GMA Host George Stephanopoulos unceremoniously cornered Minnesota congresswoman Michele Bachmann, another possible presidential contender, into backing down from her public embrace of birtherism.  On live television, Stephanopoulos stuck in Bachmann's face, a signed copy of the  President's certificate of live birth issued by the State of Hawaii. 

The Republican leadership seems to be growing weary of this birther nonsense.  It makes those in the Party who advocate such theories seem, well. . . unhinged.  As a consequence, Trump embarked this week on a new campaign, aimed at energizing the racist vote.  In an Associated Press interview on  Monday  he asserted that Obama got an Ivy League education although he was not qualified.  The real estate mogul declared:
"I heard he was a terrible student, terrible. How does a bad student go to Columbia and then to Harvard?"
In truth, the president graduated from Columbia University in New York in 1983, and went on to Harvard Law School, where he graduated magna cum laude  in 1991.  In this video clip, NBC's senior investigative corespondent, Lisa Myers, does some fact-checking in regard to Trump's more conspiratorial public pronouncements. 

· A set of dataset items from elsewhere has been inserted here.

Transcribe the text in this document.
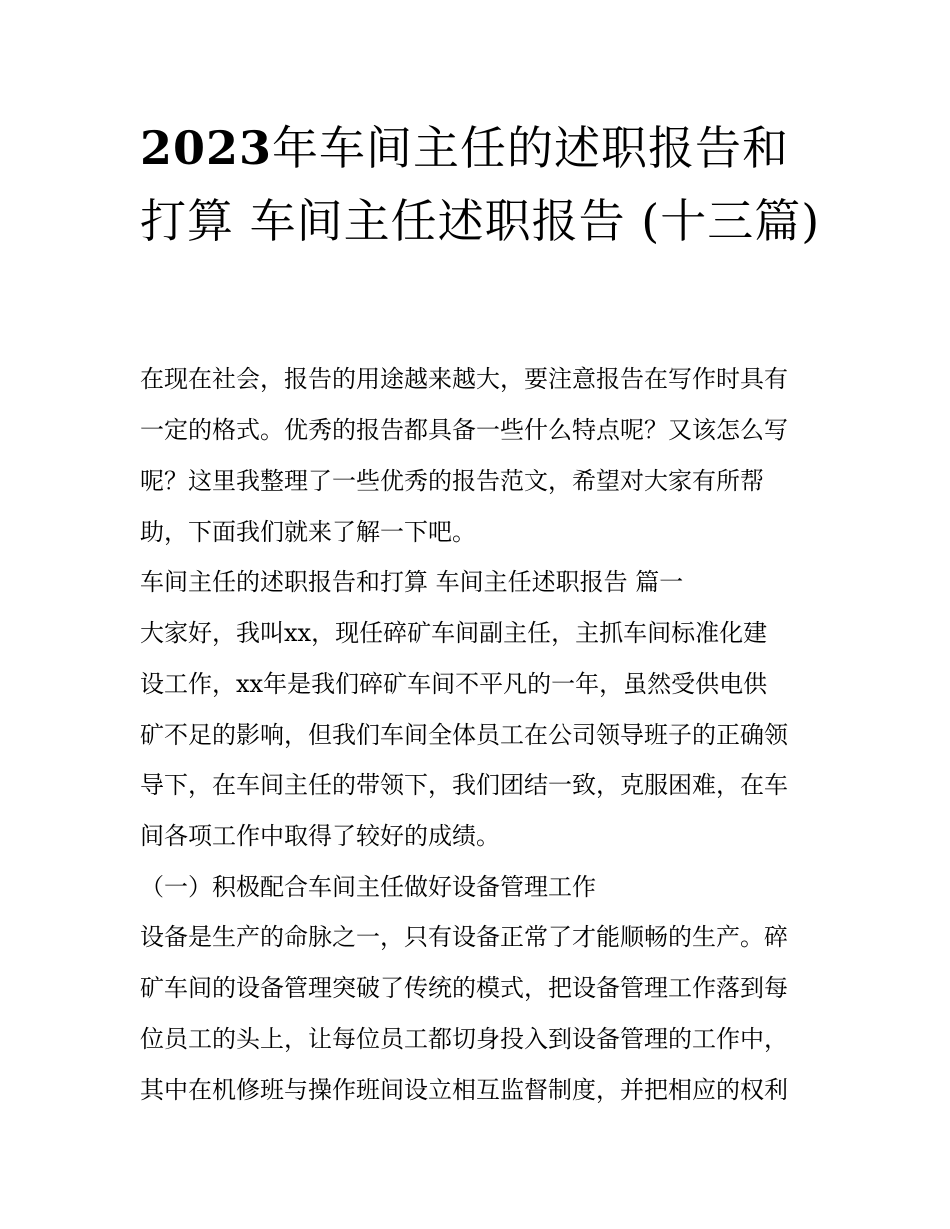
2023年车间主任的述职报告和打算 车间主任述职报告 (十三篇)

在现在社会，报告的用途越来越大，要注意报告在写作时具有

一定的格式。优秀的报告都具备一些什么特点呢？又该怎么写

呢？这里我整理了一些优秀的报告范文，希望对大家有所帮

助，下面我们就来了解一下吧。

车间主任的述职报告和打算 车间主任述职报告 篇一

大家好，我叫xx，现任碎矿车间副主任，主抓车间标准化建

设工作，xx年是我们碎矿车间不平凡的一年，虽然受供电供

矿不足的影响，但我们车间全体员工在公司领导班子的正确领

导下，在车间主任的带领下，我们团结一致，克服困难，在车

间各项工作中取得了较好的成绩。

（一）积极配合车间主任做好设备管理工作

设备是生产的命脉之一，只有设备正常了才能顺畅的生产。碎

矿车间的设备管理突破了传统的模式，把设备管理工作落到每

位员工的头上，让每位员工都切身投入到设备管理的工作中，

其中在机修班与操作班间设立相互监督制度，并把相应的权利
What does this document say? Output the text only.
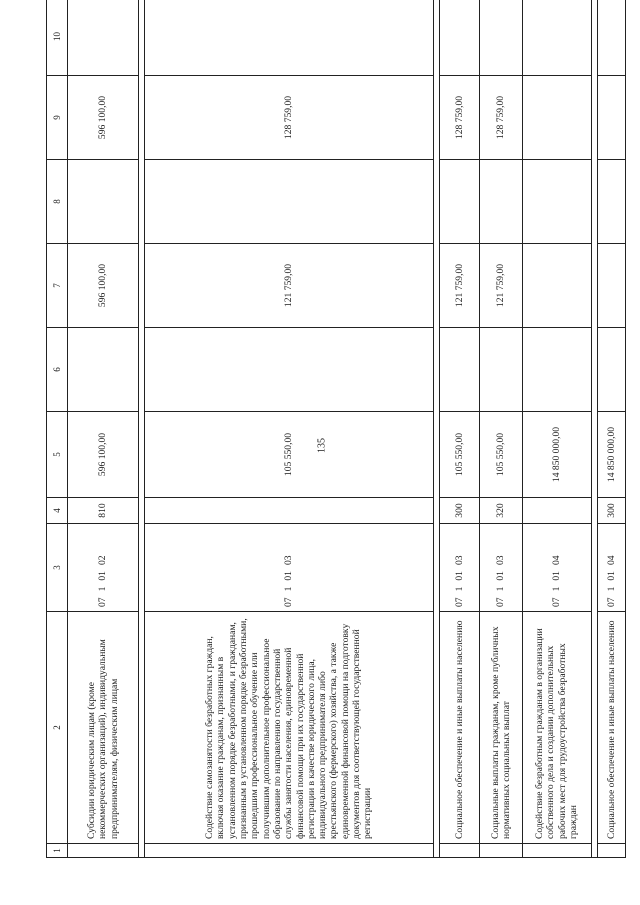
135
1	2	3	4	5	6	7	8	9	10
	Субсидии юридическим лицам (кроме некоммерческих организаций), индивидуальным предпринимателям, физическим лицам	0710102	810	596 100,00		596 100,00		596 100,00	

	Содействие самозанятости безработных граждан, включая оказание гражданам, признанным в установленном порядке безработными, и гражданам, признанным в установленном порядке безработными, прошедшим профессиональное обучение или получившим дополнительное профессиональное образование по направлению государственной службы занятости населения, единовременной финансовой помощи при их государственной регистрации в качестве юридического лица, индивидуального предпринимателя либо крестьянского (фермерского) хозяйства, а также единовременной финансовой помощи на подготовку документов для соответствующей государственной регистрации	0710103		105 550,00		121 759,00		128 759,00	

	Социальное обеспечение и иные выплаты населению	0710103	300	105 550,00		121 759,00		128 759,00	
	Социальные выплаты гражданам, кроме публичных нормативных социальных выплат	0710103	320	105 550,00		121 759,00		128 759,00	
	Содействие безработным гражданам в организации собственного дела и создании дополнительных рабочих мест для трудоустройства безработных граждан	0710104		14 850 000,00					

	Социальное обеспечение и иные выплаты населению	0710104	300	14 850 000,00					
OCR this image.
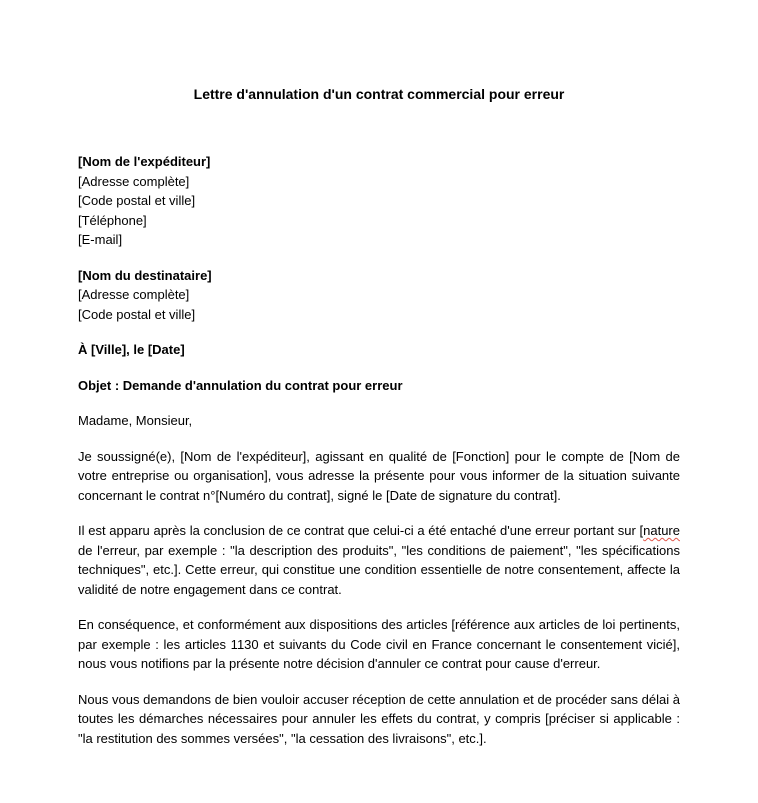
Lettre d'annulation d'un contrat commercial pour erreur
[Nom de l'expéditeur]
[Adresse complète]
[Code postal et ville]
[Téléphone]
[E-mail]
[Nom du destinataire]
[Adresse complète]
[Code postal et ville]
À [Ville], le [Date]
Objet : Demande d'annulation du contrat pour erreur
Madame, Monsieur,

Je soussigné(e), [Nom de l'expéditeur], agissant en qualité de [Fonction] pour le compte de [Nom de votre entreprise ou organisation], vous adresse la présente pour vous informer de la situation suivante concernant le contrat n°[Numéro du contrat], signé le [Date de signature du contrat].

Il est apparu après la conclusion de ce contrat que celui-ci a été entaché d'une erreur portant sur [nature de l'erreur, par exemple : "la description des produits", "les conditions de paiement", "les spécifications techniques", etc.]. Cette erreur, qui constitue une condition essentielle de notre consentement, affecte la validité de notre engagement dans ce contrat.

En conséquence, et conformément aux dispositions des articles [référence aux articles de loi pertinents, par exemple : les articles 1130 et suivants du Code civil en France concernant le consentement vicié], nous vous notifions par la présente notre décision d'annuler ce contrat pour cause d'erreur.

Nous vous demandons de bien vouloir accuser réception de cette annulation et de procéder sans délai à toutes les démarches nécessaires pour annuler les effets du contrat, y compris [préciser si applicable : "la restitution des sommes versées", "la cessation des livraisons", etc.].
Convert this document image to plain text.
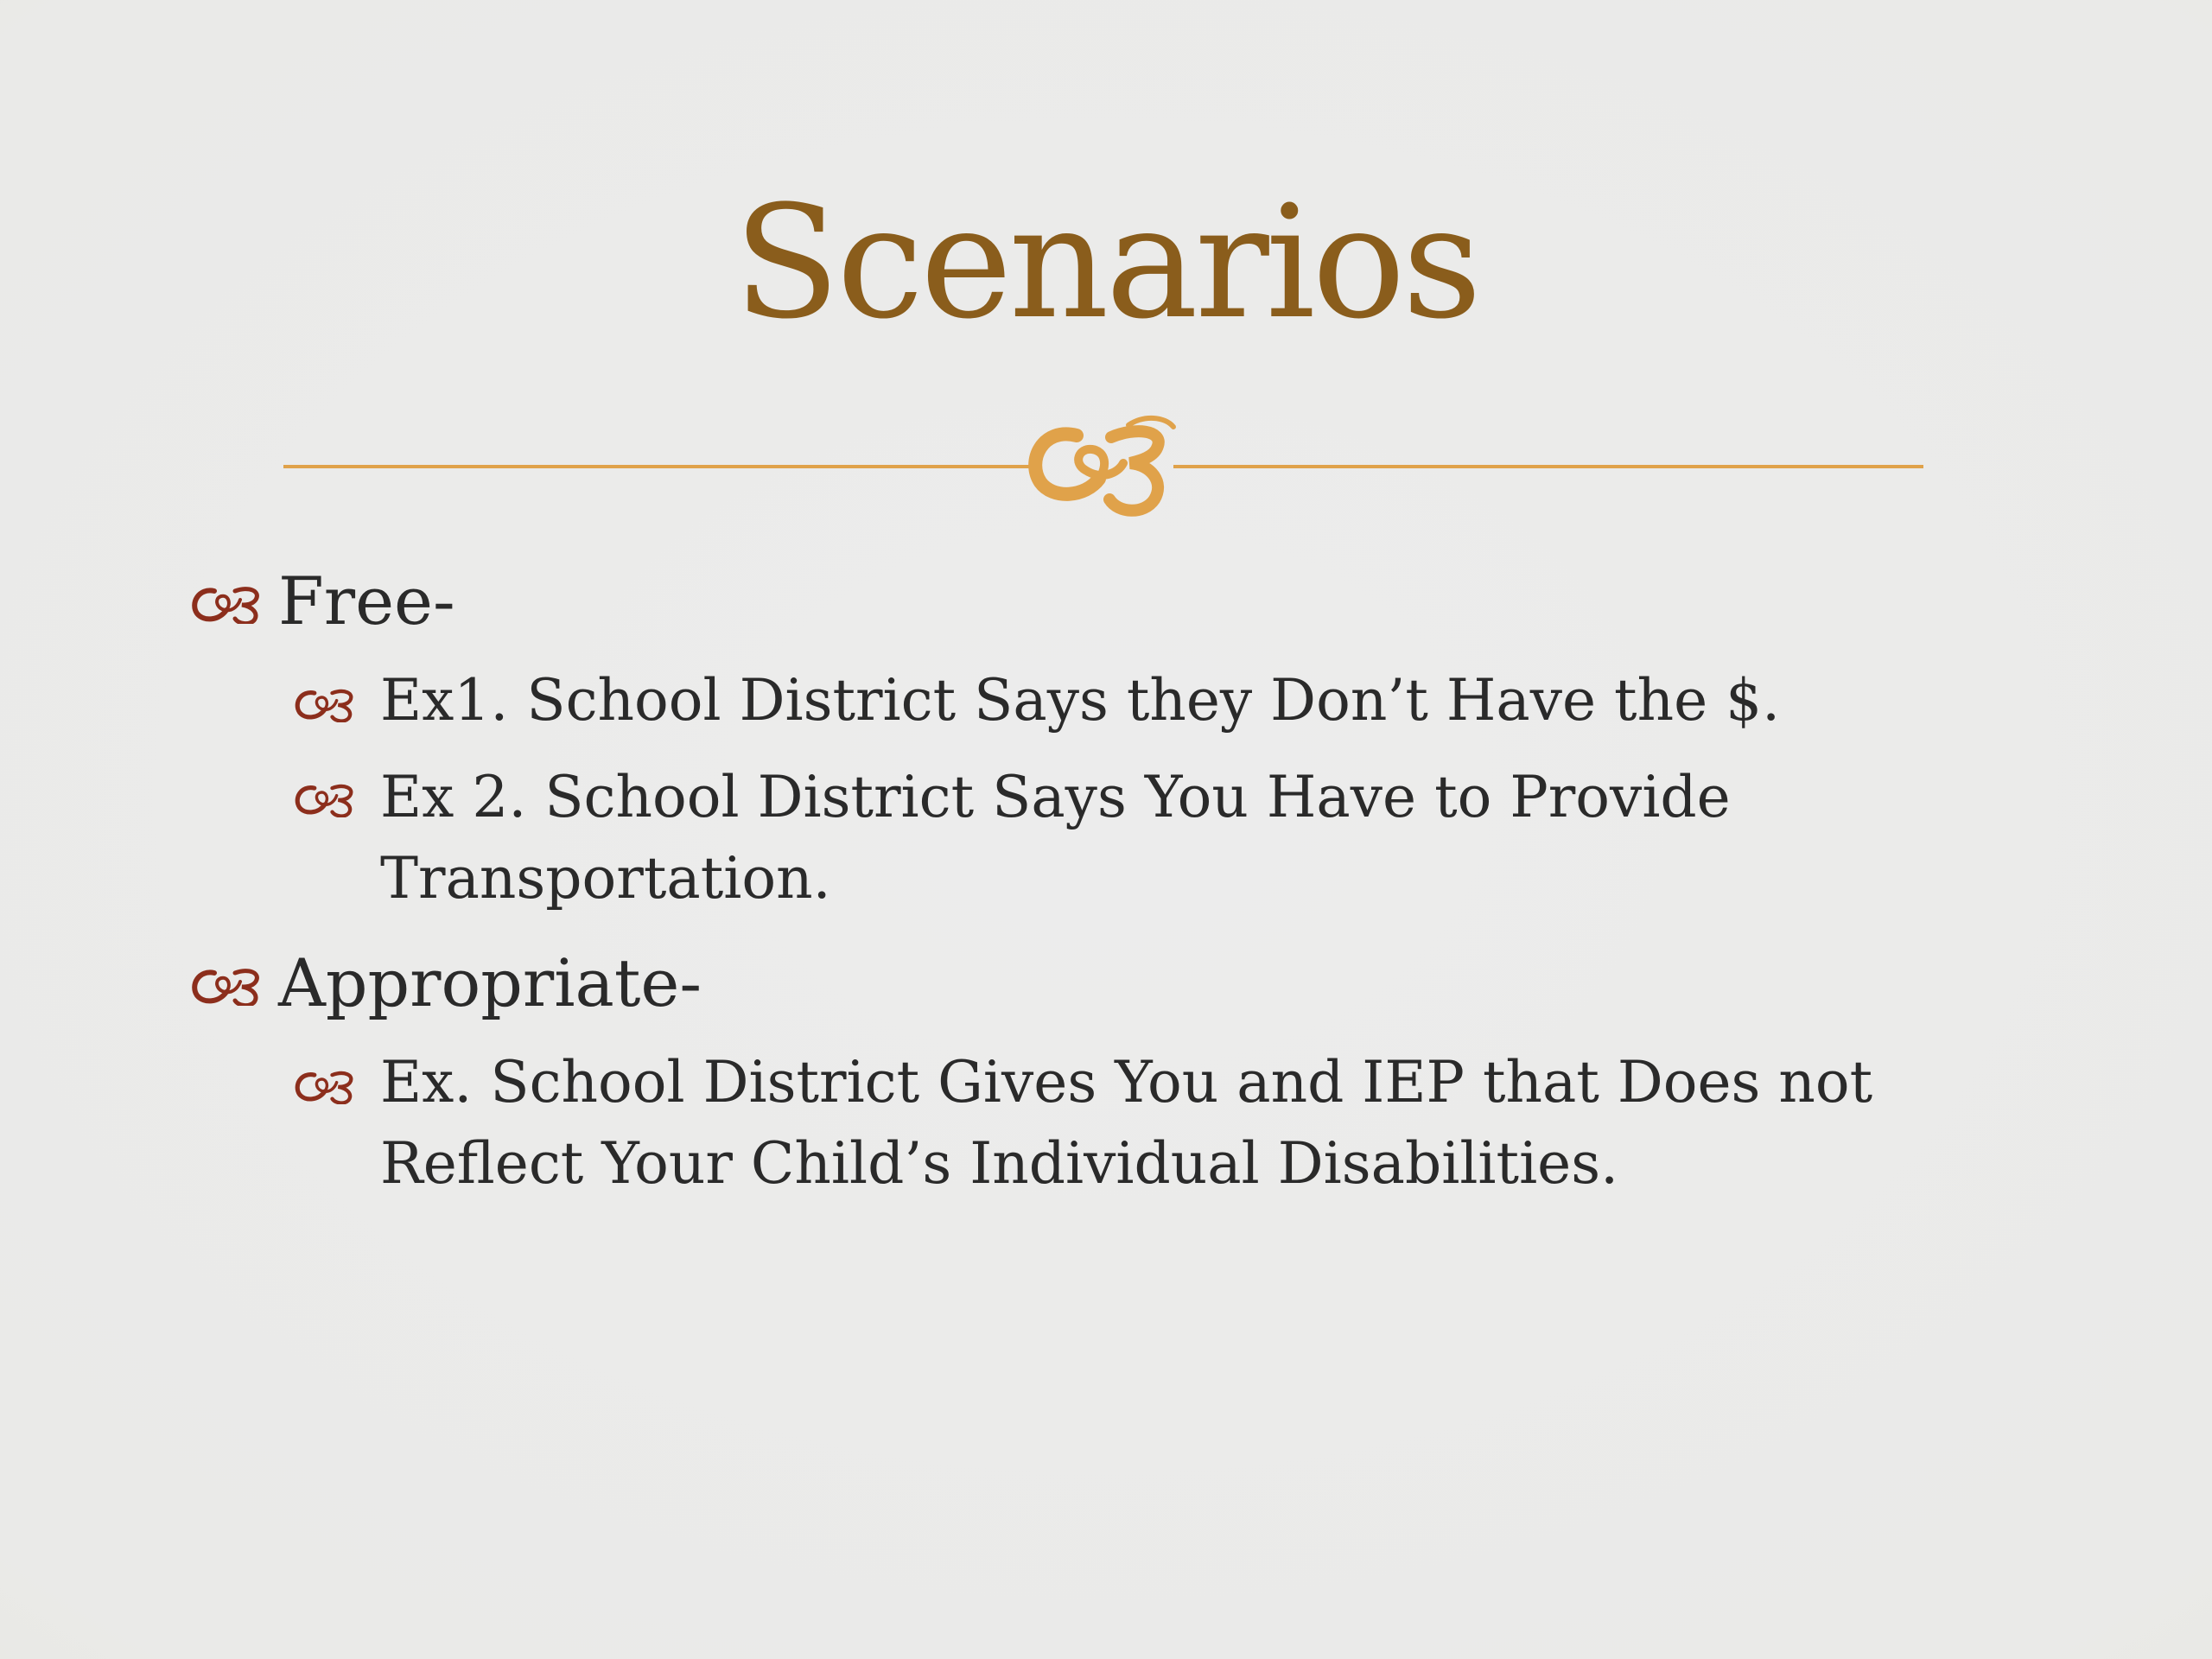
Scenarios

Free-

Ex1. School District Says they Don’t Have the $.

Ex 2. School District Says You Have to Provide

Transportation.

Appropriate-

Ex. School District Gives You and IEP that Does not

Reflect Your Child’s Individual Disabilities.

American society may never rid itself of all racist elements within the population.  But it can certainly turn the page on this chapter in our history.  For it is one in which the nation's unwillingness to acknowledge politicians' racist pandering is fuelling the growing number of unfounded attacks on the legitimacy of the nation's first African-American president.  Even more dangerous is the fact that it sullies democracy and the electoral process, which put him in the Oval office.